The NY Times, in an article title, Retired
Officers Raise Questions on Crime Data, reported,
In interviews with the criminologists, other retired senior officers cited examples of what the researchers believe was a periodic practice among some precinct commanders and supervisors: checking eBay, other Web sites, catalogs or other sources to find prices for items that had been reported stolen that were lower than the value provided by the crime victim. They would then use the lower values to reduce reported grand larcenies -- felony thefts valued at more than $1,000, which are recorded as index crimes under CompStat -- to misdemeanors, which are not, the researchers said.
Others also said that precinct commanders or aides they dispatched sometimes went to crime scenes to persuade victims not to file complaints or to urge them to change their accounts in ways that could result in the downgrading of offenses to lesser crimes, the researchers said.

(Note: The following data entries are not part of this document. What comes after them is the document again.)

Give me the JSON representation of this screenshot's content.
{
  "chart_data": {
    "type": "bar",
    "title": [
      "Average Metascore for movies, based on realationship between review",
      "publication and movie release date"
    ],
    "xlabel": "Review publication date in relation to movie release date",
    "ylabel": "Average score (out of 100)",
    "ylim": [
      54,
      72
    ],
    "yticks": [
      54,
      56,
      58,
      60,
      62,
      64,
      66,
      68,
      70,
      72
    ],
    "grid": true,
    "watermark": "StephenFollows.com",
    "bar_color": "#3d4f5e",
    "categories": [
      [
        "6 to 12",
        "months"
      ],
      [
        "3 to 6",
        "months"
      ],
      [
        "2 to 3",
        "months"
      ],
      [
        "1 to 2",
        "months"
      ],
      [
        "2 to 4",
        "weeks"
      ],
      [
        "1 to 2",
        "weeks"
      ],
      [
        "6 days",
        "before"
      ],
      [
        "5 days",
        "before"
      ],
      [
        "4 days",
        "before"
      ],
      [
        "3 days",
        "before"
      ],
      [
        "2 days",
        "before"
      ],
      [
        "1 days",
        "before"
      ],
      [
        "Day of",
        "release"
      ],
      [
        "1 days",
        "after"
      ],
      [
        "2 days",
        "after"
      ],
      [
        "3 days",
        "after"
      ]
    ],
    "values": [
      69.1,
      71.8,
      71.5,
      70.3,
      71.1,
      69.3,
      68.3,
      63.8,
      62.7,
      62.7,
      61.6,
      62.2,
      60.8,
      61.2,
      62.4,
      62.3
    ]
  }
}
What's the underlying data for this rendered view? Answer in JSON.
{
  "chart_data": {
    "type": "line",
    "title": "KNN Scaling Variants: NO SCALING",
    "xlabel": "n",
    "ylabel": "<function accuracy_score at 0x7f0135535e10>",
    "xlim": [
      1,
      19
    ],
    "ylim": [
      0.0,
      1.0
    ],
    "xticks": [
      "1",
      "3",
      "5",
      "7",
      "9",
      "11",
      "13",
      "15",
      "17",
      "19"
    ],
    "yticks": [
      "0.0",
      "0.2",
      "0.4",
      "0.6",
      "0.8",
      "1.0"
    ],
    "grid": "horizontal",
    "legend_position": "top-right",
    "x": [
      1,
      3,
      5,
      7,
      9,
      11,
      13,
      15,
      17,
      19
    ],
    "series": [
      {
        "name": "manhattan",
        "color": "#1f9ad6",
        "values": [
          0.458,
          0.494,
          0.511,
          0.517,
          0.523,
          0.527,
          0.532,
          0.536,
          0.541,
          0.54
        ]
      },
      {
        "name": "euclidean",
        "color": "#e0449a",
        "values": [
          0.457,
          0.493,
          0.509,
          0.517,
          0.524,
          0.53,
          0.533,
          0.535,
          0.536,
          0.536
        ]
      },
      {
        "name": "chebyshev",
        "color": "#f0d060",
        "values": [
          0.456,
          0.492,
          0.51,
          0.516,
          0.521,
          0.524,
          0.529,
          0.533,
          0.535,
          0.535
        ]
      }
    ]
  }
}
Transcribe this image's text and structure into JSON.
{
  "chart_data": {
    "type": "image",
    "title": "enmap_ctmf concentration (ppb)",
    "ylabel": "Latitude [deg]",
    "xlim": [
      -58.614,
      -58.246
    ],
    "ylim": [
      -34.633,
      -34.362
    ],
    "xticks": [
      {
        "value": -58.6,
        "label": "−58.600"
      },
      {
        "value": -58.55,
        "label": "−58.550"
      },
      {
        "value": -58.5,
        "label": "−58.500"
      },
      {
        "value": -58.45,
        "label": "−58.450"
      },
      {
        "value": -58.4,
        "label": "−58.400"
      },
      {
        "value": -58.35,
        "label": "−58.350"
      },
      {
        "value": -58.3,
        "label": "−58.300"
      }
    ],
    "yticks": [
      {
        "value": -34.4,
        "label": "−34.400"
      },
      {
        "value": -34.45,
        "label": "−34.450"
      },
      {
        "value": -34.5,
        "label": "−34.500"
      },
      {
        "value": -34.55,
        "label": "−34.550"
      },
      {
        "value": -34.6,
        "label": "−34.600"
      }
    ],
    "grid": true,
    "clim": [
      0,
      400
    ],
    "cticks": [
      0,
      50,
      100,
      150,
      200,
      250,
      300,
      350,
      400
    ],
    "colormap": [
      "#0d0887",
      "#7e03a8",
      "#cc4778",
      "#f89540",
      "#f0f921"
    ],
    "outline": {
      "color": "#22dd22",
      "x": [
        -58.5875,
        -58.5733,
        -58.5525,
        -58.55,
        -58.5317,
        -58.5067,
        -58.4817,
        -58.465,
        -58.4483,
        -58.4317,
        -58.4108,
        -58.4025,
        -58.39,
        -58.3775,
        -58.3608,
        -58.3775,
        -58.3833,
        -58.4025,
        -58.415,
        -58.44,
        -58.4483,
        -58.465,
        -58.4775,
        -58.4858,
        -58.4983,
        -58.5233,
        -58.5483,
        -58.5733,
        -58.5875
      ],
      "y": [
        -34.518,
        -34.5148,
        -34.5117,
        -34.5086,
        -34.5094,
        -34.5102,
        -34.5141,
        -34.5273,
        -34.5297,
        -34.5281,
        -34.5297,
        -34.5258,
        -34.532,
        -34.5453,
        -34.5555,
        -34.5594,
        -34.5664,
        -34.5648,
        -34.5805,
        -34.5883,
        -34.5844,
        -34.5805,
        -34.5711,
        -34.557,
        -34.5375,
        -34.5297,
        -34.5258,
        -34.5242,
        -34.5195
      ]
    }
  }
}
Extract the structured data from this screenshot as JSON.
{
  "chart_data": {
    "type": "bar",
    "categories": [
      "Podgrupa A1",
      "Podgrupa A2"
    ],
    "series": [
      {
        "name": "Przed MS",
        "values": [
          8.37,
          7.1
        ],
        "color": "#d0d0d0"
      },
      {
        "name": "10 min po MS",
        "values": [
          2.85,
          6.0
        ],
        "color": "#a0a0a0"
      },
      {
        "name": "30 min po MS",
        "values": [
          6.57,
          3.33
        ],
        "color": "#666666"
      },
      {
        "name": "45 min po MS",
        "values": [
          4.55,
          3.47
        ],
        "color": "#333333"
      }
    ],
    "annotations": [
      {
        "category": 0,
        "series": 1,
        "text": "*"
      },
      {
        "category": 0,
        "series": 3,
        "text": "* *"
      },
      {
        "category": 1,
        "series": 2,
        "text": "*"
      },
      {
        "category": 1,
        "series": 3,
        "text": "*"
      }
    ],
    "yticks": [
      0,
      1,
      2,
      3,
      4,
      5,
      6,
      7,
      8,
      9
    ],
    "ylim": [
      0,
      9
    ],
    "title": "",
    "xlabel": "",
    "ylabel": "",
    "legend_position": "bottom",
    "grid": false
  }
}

"Those people in the CompStat era felt enormous pressure to downgrade
index crime, which determines the crime rate, and at the same time they
felt less pressure to maintain the integrity of the crime statistics,"
said John A. Eterno, one of the researchers and a retired New York City
And an article in the NY Post, titled, NYPD stats were captain cooked reports:
But a growing chorus of complaints -- including those from Post interviews with dozens of officers and a new survey of retired captains -- allege that the pressure of CompStat leads precinct bosses to downgrade major crimes to minor offenses.
The evidence includes:
* A new survey of 491 retired captains that found that respondents who worked in the CompStat era felt greater pressure from management to doctor major crimes.
* The NYPD Staten Island Evidence Collection Team's fingerprinting of burglary scenes but not entering its findings if cops did not issue the victims a police report. The burglaries would then not appear on CompStat.
* Sergeants' different attitude during roll call once CompStat began. Before, they would instruct officers to report all crimes. When CompStat came aboard, that speech disappeared.
* Officers who purposely made it difficult for victims to file complaints. Cops responding to burglaries would ask for serial numbers and receipts for lost items and not file their reports until those had been produced.